Monday, January 02, 2006

Messenger/Chat Clients

Anyone may download and use AIM, and register a screen name of
their choice (if not already taken).

I have AIM, Yahoo, MSN and ICQ running simultaneously.
I find Yahoo email to be the most pleasant to use. I used ICQ 6 years
ago, and it was more prone to hacking then. I went for several years
without using it. I started using it again 6 months ago. I have AVG
antivirus and Pestpatrol and one other antivirus running, and have not
experienced problems related to the messagners. Where I do catch
an occasional trojan is from some website. I once searched on a very
obscure scholarly topic (e.g. not porn or cracks or warez, which are
invested with trojans), and when I visited the site, it tried to load a
trojan on my system.

6 years ago, I could use ICQ search engine to bring up users on line in
a given city, such as Chennai or Mumbai, and message them and
make some new friends who share my interests.

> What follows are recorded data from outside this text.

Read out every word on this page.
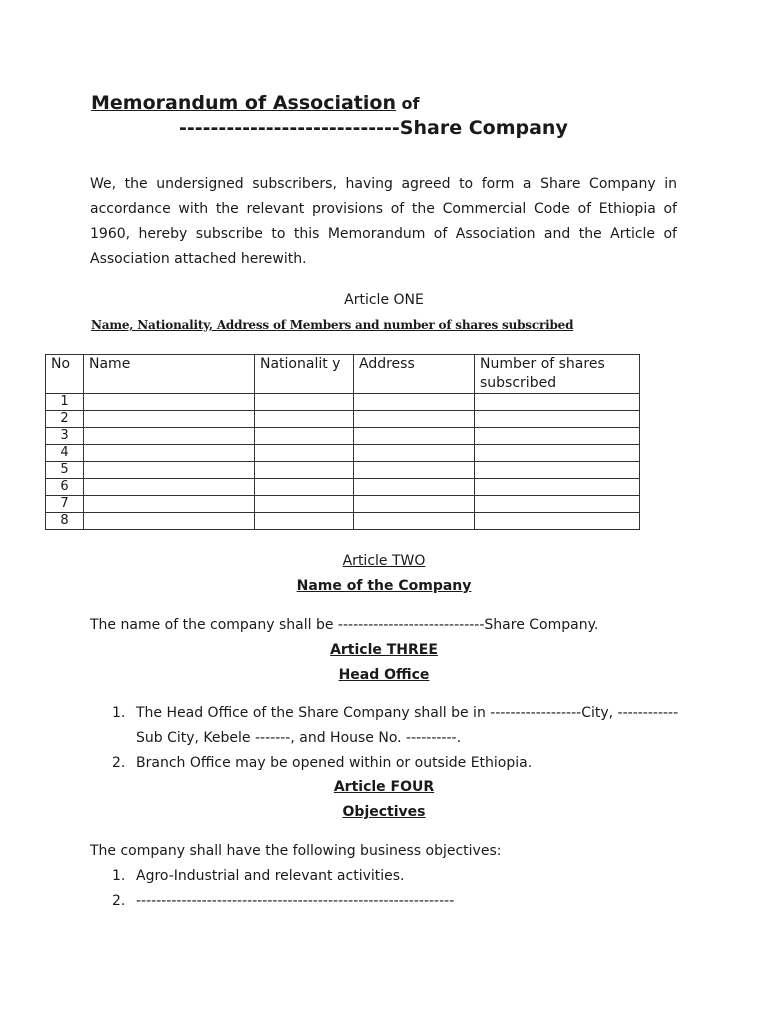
Memorandum of Association of
----------------------------Share Company
We, the undersigned subscribers, having agreed to form a Share Company in accordance with the relevant provisions of the Commercial Code of Ethiopia of 1960, hereby subscribe to this Memorandum of Association and the Article of Association attached herewith.
Article ONE
Name, Nationality, Address of Members and number of shares subscribed
No	Name	Nationalit y	Address	Number of shares subscribed
1				
2				
3				
4				
5				
6				
7				
8				
Article TWO
Name of the Company
The name of the company shall be -----------------------------Share Company.
Article THREE
Head Office
1. The Head Office of the Share Company shall be in ------------------City, ------------
Sub City, Kebele -------, and House No. ----------.
2. Branch Office may be opened within or outside Ethiopia.
Article FOUR
Objectives
The company shall have the following business objectives:
1. Agro-Industrial and relevant activities.
2. ---------------------------------------------------------------
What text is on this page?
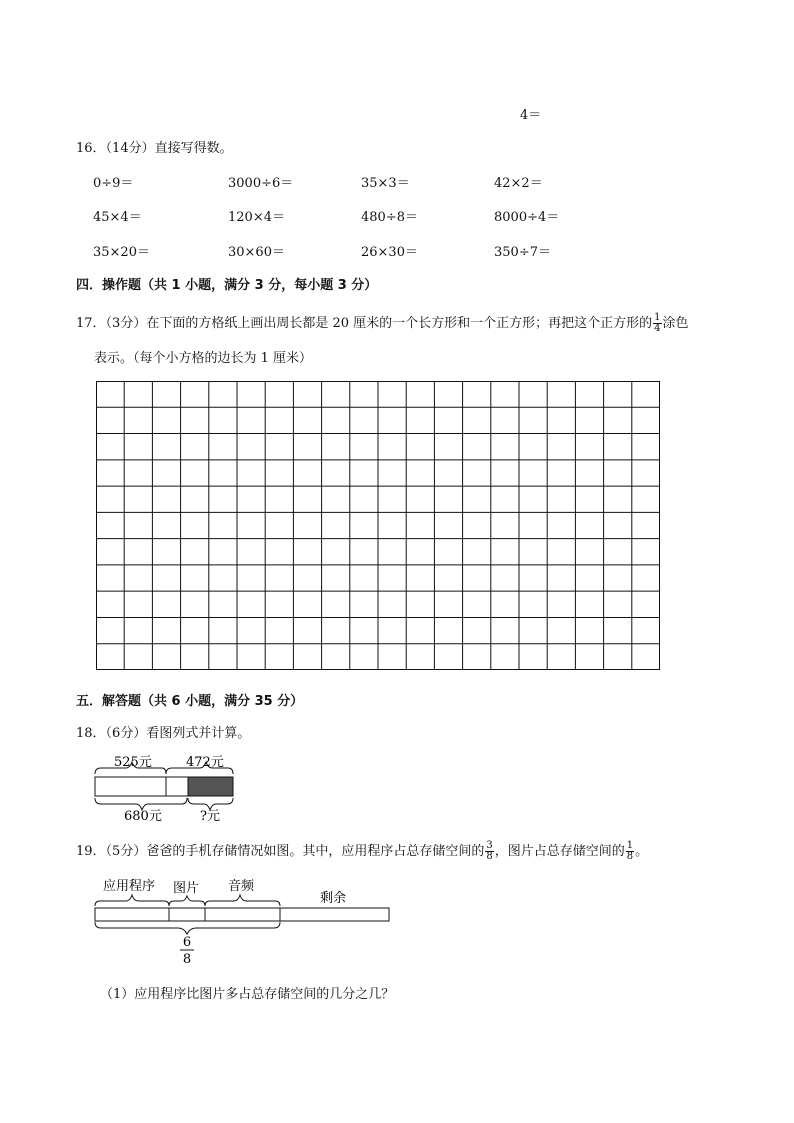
4＝
16．（14分）直接写得数。
0÷9＝	3000÷6＝	35×3＝	42×2＝
45×4＝	120×4＝	480÷8＝	8000÷4＝
35×20＝	30×60＝	26×30＝	350÷7＝
四．操作题（共 1 小题，满分 3 分，每小题 3 分）
17．（3分）在下面的方格纸上画出周长都是 20 厘米的一个长方形和一个正方形；再把这个正方形的 $\frac{1}{4}$ 涂色
表示。（每个小方格的边长为 1 厘米）
五．解答题（共 6 小题，满分 35 分）
18．（6分）看图列式并计算。
525元	472元
680元	?元
19．（5分）爸爸的手机存储情况如图。其中，应用程序占总存储空间的 $\frac{3}{8}$ ，图片占总存储空间的 $\frac{1}{8}$ 。
应用程序 图片 音频
剩余
6
8
（1）应用程序比图片多占总存储空间的几分之几？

The same search
engine is still available in ICQ, but greetings to 100 people will be
lucky to yield one response.

I like yahoo the best for my purposes, because of the chat rooms, and
the buddy list, and good email. Oh, by the way, you can not visit your
email for a year, and it shall still be there. Other hosts will delete you
if you do not visit every month.

I spent one year in IRC, in undernet #philosophy mostly , to have
discourse on topics that interest me. But IRC seemed a wasteland,
with only a few active interesting chat rooms. A retired teacher
named Skept was founder of #philosophy. He and his crew of
moderators ran a tight ship. They were kind of a good ole boy club of
exclusivity, and they would boot or ban at the drop of a hat. They
hated anything religious. Once, I mentioned St. Pauls verse on "Fear
and Trembling" (hey, it is Kierkegaards topic, which IS part of
philosophy and existentialism)... well skept booted my hiney. When I
private message him, he said they have no need for comments such
as mine. Oh well. IRC was excellent for certain programming support
like PHP. But again, the good ole boys could be cliqueish and harsh to
newbies, who had to sometimes humbly beg for an answer to
something which they deemed obvious.

Of course, I am recommending yahoo because of my particular
interests in meeting people for discussions. I know that
online-literature.com/forums uses MSN once a month to have a group
conference on their book of the month club reading club.

All the messengers offer conferencing.

I will say that ICQ seems the most cold and distant. No one ever
seems to contact you out of the blue. I often get cold calls on AOL
and Yahoo, from people who have read a post somewhere and take
an interest. Once or twice, during the past 8 years, an author
contacted me through hotmail and MSN.

I am fascinated by the info on Trillion, which allows access to all messengers through one program. Although, since I already run
You can feel free to try them all, since you can uninstall (hey, that
rhymes).

Except, MSN seems to be pesky about uninstalling, as I remember.
A word to the wise regarding Yahoo. If you ever sign up for anything at
Yahoo, then file a hard copy print out of everything you answered
regarding zip code, date of birth, secret question and secret answer,
since, if 5 years later, you have some reason to contact Yahoo, they
will not even speak to you unless you have that info. This pertains to
email, egroup, geocities websites, and whatever else they offer, such
as blogs.

Eight years ago, I did not have the foresight to save such information,
and I learned the hard way.


All such giant companies as Yahoo, AOL, MSN, are difficult to deal
with and impersonal. I found a website host for example at
minnesotashopper.com and I have been dealing with the same person
, by name, for two years. I searched in google

on : internet provider host "in business for " years

with the notion that whoever was in business the longest would be
more stable, even if higher priced, than some fly by night 3rd world
provider crawling with unsavory sites, for 3 dollars a month. You get
what you pay for.

Obviously, this will not help you with a messenger client, since there
are no small providers of such, but I thought I would make mention of
the advantages of dealing with small reliable organizations that offer
more personalized service, whenever feasible.